Agreed about the customs officials - travel to the US is no longer pleasant.
Concerning government officials, for a few years I lived in the same town as the prime minister of the UK. I used to see them walking about town or in shops, sometimes alone, sometimes with family, but never with any security escort. The CCTV cameras there are mostly private ones in shops, as far as I can tell.
Funny you should say that. I grew up in the UK (Central London, Cambridge) and found most interactions with the government difficult in their bureaucracy and sometimes sheer unpleasantness (airports being at the top of the list, until the merciful arrival of auto-gates).
But it is true that smaller towns are almost a different country. British big government has always been oppressive in nature, and rather unconcerned with the collateral damage to the average citizen - see the current NHS restructuring, or how the trains were privatised into the laughing stock of Europe, or remember how you felt when you received your first TV tax letter making you feel like a suspect about to have a SWAT team enter your bedroom... there is this assumption that the citizen is naughty, a feeling of nanny state in a 1984 way. I don't know if that's a recent phenomenon, but it is part of the reason I left for good. Love the Brits though.
The Hitchhiker's Guide is quite an accurate representation, I think, of how I felt about government there at the time. A recent letter from my empty, but extant Lloyd's account intimating me to surrender a ton of private information to HMRC just reinforced the feeling - meanwhile, the Singapore government auto-calculates my (low) taxes and thanks me for "contributing to nation building" with a heart warming picture of a child at school.
My point, which I admittedly did not make very clear, is that it is not about the CCTV but the government behind them. What is the relationship between the government and the people? Is it one of trust? Are words like "necessary evil" used? How do people feel when they see a cop, or a border agent?
The US was built on the idea that politicians are inherently untrustworthy, and the government should be weak and decentralised, with states having the freedom to do what they like (with some exceptions, c.f. the Civil War, eventually leading to the current strong Federal government situation) and competing with each other for residents and businesses. This sort of acts as a balancing mechanism avoiding the most egregious abuses of individual rights in the very long term, whilst leaving room for experimentation on what those rights actually mean in practice.
Singapore is the polar opposite - Lee Kuan Yew structured an immensely powerful and centralised government to solve a number of problems ranging from being invaded by neighbours and Mao's attempts at subversion, to opium gangs and a country so poor hawkers slept on the street behind their cart. However unlike most other new nations at the time, he specifically built a ton of safeguards and structurally made the government as impervious to corruption and meritocratically oriented to customer service as possible. The PAP walked in the streets dressed all in white to symbolise that philosophy when they were first elected. Whether it will last is an interesting question, but today, the government is trusted, so people don't mind seeing CCTV or a police patrol...

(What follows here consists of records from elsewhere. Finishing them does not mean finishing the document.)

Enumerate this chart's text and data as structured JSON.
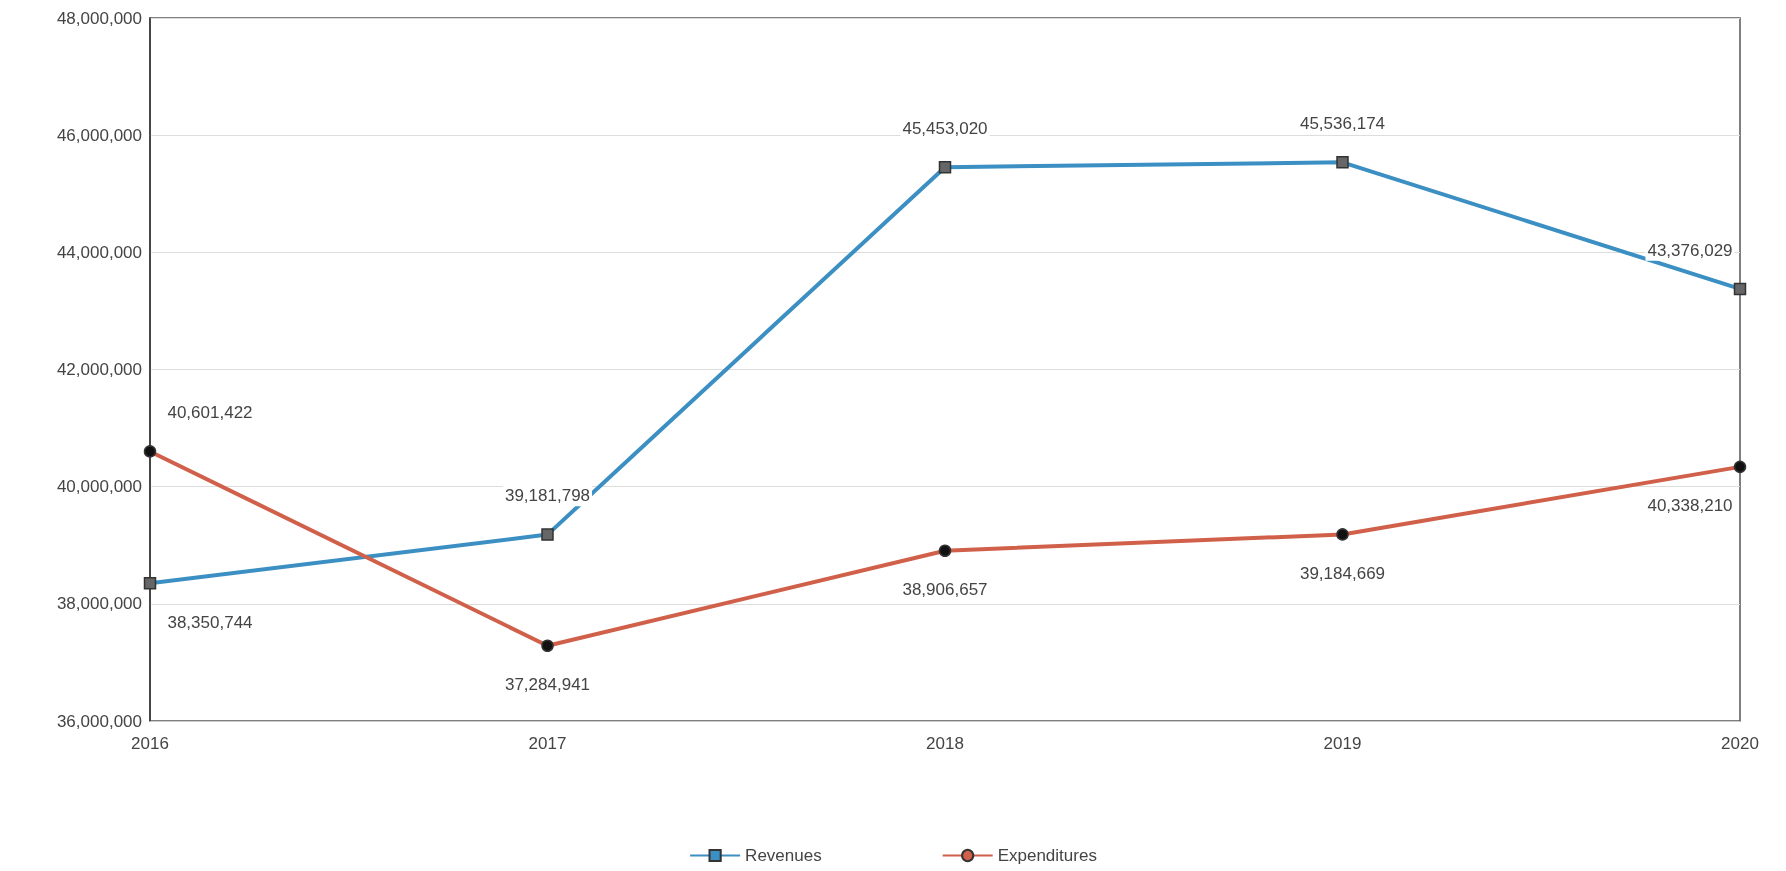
{
  "chart_data": {
    "type": "line",
    "categories": [
      "2016",
      "2017",
      "2018",
      "2019",
      "2020"
    ],
    "series": [
      {
        "name": "Revenues",
        "color": "#3b8fc2",
        "marker": "square",
        "values": [
          38350744,
          39181798,
          45453020,
          45536174,
          43376029
        ],
        "value_labels": [
          "38,350,744",
          "39,181,798",
          "45,453,020",
          "45,536,174",
          "43,376,029"
        ]
      },
      {
        "name": "Expenditures",
        "color": "#d0604a",
        "marker": "circle",
        "values": [
          40601422,
          37284941,
          38906657,
          39184669,
          40338210
        ],
        "value_labels": [
          "40,601,422",
          "37,284,941",
          "38,906,657",
          "39,184,669",
          "40,338,210"
        ]
      }
    ],
    "ylim": [
      36000000,
      48000000
    ],
    "yticks": [
      {
        "value": 36000000,
        "label": "36,000,000"
      },
      {
        "value": 38000000,
        "label": "38,000,000"
      },
      {
        "value": 40000000,
        "label": "40,000,000"
      },
      {
        "value": 42000000,
        "label": "42,000,000"
      },
      {
        "value": 44000000,
        "label": "44,000,000"
      },
      {
        "value": 46000000,
        "label": "46,000,000"
      },
      {
        "value": 48000000,
        "label": "48,000,000"
      }
    ],
    "grid": "y",
    "legend": "bottom"
  }
}
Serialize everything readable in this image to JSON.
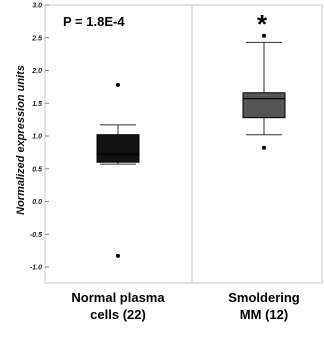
{
  "chart_data": {
    "type": "boxplot",
    "ylabel": "Normalized expression units",
    "ylim": [
      -1.1,
      3.0
    ],
    "yticks": [
      "3.0",
      "2.5",
      "2.0",
      "1.5",
      "1.0",
      "0.5",
      "0.0",
      "-0.5",
      "-1.0"
    ],
    "ytick_values": [
      3.0,
      2.5,
      2.0,
      1.5,
      1.0,
      0.5,
      0.0,
      -0.5,
      -1.0
    ],
    "grid": false,
    "annotation": "P = 1.8E-4",
    "significance_marker": "*",
    "groups": [
      {
        "label_lines": [
          "Normal plasma",
          "cells (22)"
        ],
        "whisker_low": 0.57,
        "q1": 0.6,
        "median": 0.72,
        "q3": 1.02,
        "whisker_high": 1.17,
        "outliers": [
          1.78,
          -0.83
        ],
        "color": "#111111"
      },
      {
        "label_lines": [
          "Smoldering",
          "MM (12)"
        ],
        "whisker_low": 1.02,
        "q1": 1.28,
        "median": 1.57,
        "q3": 1.66,
        "whisker_high": 2.43,
        "outliers": [
          2.53,
          0.82
        ],
        "color": "#555555"
      }
    ]
  }
}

While it's no doubt true that the "vast majority" of CCTV in the UK is privately owned (pretty much every business premises will operate their own private CCTV), there are large numbers of police, local-government, and transport-agency operated CCTV cameras monitoring public spaces in the UK.
If you look at somewhere like London, then pretty much every busy intersection, every public square, every station, every bus, every train, etc has CCTV.
In 2002 there were estimated to be 500,000 public and private CCTV cameras in Greater London, and 4.2 million in the UK. That number is almost certainly much higher today.
> If you look at somewhere like London, then pretty much every busy intersection, every public square, every station, every bus, every train, etc has CCTV.
My experience as a londoner is that privately or quasiprivately operated spaces (including trains and buses) and roads do but public spaces like squares or parks don't. When I was mugged in a plaza there was no public CCTV coverage but the police requested CCTV footage from a private gym bordering the plaza. I think that's pretty normal for london.
Concerning government officials, for a few years I lived in the same town as the prime minister of the UK. I used to see them walking about town or in shops, sometimes alone, sometimes with family, but never with any security escort. The CCTV cameras there are mostly private ones in shops, as far as I can tell.